10/05/2020 | Chilly Powder

As we come to the end of another ski season and most of us are trading ski equipment for BBQs and bicycles, we caught up with Joe Gotts from Batterski Ski Servicing for some expert advice on the best ways to maintain ski and snowboard equipment over the summer ... 

1. Keeping dry

Good ski maintenance really starts from your last day on the slopes. When the holiday is over, many of us feel deflated about leaving the fresh mountain air and the potential thought of not skiing for another year. So much so, that we leave snowy remnants of the last run all over our equipment when packing them away. Rust is our equipment’s worst enemy, so its really important to dry down your equipment before making that homeward journey. I typically pack an old towel to fully dry my equipment before they are packed away. 

2 Minor repairs

Summer is a great time to make any minor repairs to your equipment. Either do them yourself or take them to your local ski shop. I can assure you ski technicians have plenty of time to show skis some TLC during the summer compared to the peak season.

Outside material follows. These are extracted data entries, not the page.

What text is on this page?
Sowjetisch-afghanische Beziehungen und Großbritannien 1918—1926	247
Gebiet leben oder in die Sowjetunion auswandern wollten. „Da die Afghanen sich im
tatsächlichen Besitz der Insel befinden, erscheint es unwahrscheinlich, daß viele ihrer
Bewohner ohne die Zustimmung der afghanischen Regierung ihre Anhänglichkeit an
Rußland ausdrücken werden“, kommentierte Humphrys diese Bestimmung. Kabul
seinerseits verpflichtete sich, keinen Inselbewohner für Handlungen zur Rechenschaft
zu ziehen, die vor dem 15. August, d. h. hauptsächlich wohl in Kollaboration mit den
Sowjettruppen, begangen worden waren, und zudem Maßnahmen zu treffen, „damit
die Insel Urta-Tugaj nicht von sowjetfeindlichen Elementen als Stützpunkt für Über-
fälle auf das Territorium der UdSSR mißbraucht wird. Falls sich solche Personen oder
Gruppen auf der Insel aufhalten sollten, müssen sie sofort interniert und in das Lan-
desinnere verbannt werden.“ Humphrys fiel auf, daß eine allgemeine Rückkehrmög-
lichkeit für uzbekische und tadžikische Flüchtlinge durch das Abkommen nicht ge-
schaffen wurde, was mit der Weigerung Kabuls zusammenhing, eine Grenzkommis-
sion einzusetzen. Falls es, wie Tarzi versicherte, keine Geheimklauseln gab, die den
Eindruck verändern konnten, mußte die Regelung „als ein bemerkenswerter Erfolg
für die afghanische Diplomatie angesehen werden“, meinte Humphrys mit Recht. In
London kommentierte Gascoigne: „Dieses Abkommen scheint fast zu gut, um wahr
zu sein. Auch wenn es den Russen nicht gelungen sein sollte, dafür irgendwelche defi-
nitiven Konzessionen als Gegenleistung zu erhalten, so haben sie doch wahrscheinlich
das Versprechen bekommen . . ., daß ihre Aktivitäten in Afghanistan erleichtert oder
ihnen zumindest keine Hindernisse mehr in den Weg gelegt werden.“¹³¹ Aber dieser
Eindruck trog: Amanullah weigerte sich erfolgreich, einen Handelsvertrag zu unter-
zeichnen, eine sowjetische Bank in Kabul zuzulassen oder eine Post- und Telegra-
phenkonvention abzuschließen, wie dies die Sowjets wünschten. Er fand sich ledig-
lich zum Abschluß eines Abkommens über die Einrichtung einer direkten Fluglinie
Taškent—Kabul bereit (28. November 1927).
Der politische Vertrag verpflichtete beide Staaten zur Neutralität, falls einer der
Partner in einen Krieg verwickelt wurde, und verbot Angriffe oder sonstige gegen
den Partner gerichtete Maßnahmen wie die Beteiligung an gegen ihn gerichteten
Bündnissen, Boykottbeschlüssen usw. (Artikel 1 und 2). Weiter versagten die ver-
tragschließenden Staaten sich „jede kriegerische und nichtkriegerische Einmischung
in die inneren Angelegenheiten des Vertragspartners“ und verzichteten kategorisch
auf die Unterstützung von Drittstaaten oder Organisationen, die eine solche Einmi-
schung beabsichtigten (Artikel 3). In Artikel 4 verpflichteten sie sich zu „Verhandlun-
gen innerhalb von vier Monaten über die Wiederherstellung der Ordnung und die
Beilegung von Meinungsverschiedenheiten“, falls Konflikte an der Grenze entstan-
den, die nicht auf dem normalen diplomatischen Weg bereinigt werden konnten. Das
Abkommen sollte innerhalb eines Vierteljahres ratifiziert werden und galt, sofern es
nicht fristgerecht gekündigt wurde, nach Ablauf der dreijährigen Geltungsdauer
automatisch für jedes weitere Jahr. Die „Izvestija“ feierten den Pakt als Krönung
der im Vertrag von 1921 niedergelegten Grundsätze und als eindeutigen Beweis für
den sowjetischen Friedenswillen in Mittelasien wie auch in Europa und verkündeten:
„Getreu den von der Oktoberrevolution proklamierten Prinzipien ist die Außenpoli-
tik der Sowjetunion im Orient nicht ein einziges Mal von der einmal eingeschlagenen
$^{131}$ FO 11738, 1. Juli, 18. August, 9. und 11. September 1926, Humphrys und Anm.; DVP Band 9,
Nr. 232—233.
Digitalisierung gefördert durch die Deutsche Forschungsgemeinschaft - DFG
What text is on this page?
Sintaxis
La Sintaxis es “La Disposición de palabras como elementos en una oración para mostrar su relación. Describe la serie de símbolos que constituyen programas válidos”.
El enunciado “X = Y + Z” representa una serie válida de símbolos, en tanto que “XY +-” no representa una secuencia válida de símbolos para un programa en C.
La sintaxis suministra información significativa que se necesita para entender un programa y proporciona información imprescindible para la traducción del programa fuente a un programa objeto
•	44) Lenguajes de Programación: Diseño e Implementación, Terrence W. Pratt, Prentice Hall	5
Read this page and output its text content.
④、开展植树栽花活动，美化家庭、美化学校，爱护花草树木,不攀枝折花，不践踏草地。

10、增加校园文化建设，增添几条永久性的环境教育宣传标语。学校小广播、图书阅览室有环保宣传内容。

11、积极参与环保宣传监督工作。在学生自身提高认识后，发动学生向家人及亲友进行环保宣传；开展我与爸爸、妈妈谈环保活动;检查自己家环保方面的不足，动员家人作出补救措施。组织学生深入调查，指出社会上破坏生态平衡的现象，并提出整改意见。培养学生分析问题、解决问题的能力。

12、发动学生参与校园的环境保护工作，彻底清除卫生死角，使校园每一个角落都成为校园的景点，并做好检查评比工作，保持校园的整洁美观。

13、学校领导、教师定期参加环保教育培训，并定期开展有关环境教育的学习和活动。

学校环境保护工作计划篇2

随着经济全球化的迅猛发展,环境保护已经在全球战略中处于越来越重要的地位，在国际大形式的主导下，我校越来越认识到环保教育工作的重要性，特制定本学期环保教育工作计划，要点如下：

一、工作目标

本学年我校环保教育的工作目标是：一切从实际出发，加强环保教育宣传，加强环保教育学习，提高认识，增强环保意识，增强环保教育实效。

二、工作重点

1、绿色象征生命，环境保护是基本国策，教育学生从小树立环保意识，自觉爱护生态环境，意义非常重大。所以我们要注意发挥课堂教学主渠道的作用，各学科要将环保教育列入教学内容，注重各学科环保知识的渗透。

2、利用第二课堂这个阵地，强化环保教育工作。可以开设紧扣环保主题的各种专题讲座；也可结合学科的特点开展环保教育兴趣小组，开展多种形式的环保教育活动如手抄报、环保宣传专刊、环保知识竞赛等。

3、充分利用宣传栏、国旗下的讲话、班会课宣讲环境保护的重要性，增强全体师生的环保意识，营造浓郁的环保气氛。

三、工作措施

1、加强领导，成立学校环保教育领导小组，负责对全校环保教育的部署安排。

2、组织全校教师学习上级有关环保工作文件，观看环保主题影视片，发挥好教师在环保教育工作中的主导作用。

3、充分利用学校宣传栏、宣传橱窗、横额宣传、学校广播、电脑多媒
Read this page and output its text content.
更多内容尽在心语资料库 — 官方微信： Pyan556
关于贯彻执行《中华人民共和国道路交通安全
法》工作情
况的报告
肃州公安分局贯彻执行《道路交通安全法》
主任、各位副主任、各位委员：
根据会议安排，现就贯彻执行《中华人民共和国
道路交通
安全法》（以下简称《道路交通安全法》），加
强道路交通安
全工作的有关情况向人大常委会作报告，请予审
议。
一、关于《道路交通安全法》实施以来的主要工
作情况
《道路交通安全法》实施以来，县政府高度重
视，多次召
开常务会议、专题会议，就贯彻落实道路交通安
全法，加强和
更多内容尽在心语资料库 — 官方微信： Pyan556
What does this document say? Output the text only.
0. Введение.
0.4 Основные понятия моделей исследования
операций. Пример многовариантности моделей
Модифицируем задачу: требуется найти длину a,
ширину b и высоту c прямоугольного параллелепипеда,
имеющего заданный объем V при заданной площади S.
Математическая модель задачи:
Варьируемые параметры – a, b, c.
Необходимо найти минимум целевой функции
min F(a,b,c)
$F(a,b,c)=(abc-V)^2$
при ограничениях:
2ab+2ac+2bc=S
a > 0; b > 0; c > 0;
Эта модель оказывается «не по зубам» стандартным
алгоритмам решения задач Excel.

- Base Clean: Over time the base picks up all kinds of debris, dirt and old wax from mileage on the slopes. This is exacerbated at the start and end of a season when the snow cover is thin. Applying a base cleaner helps to lift debris out of the base, allowing your equipment to run faster when waxed again.

- Base Repairs. Its hard to avoid dings and scratches on the base of your equipment; getting these holes filled before you store them will help to protect the core of your skis or board from water damage.

- Topsheet Repairs. Damage to the top of skis and boards (known as the topsheet) can cause damage to the wood core structure, if the chips are deep enough. Repairs can be made by applying a strong adhesive, leaving to harden and removing any excess with a sharp chisel or knife.

- The Bindings. Some people still reduce the DIN setting to zero for the summer to protect the spring inside the binding. There is a lot of debate on whether this is still required on modern, robust bindings. However, there are no negative consequences in doing it; just remember to re-set them before your next trip!

3. Stoarge wax

A storage wax is where a large quantity of ski wax is applied to the base and edges of the equipment to keep the bases from drying out and the edges from rusting. This can be done at ski shops, or if you have a ski waxing iron and all-temperature wax you can try it yourself! Just remember to scrape the excess wax off before you hit the slopes again; wax is better than no wax, but too much wax can slow you down. 

4. Boot care 

Like your skis and boards, it’s a good idea to fully dry your boots before putting them away. Remove the linings if you're able to, to get them really dry. A top tip is to place silica packets in your boots to keep moisture, mould and odours at bay. Once dry, do up your boots so they hold their shape over storage. 

5. Where to store equipment 

Most seasonal sports equipment is stored all over the home; the attic, under the bed or in that unused shed in the garden. For skis and snowboards its best to find somewhere cool and dry to store them. Warm places can cause the bases to dry up and areas with damp, or fluctuating temperatures, can cause condensation leading to rusty edges. I would also advise removing ski ties; I’ve serviced lots of customers skis which have perfectly clean edges, except for rusty patches where the ski ties have been over summer. Finally, store your skis and board in a place where they can rest naturally with no pressure on them. Stop using your boards as coffee tables!

Now you’re all set, confident in the fact you have given your equipment all the TLC they need for hibernation. Now be patient and wait for next winter!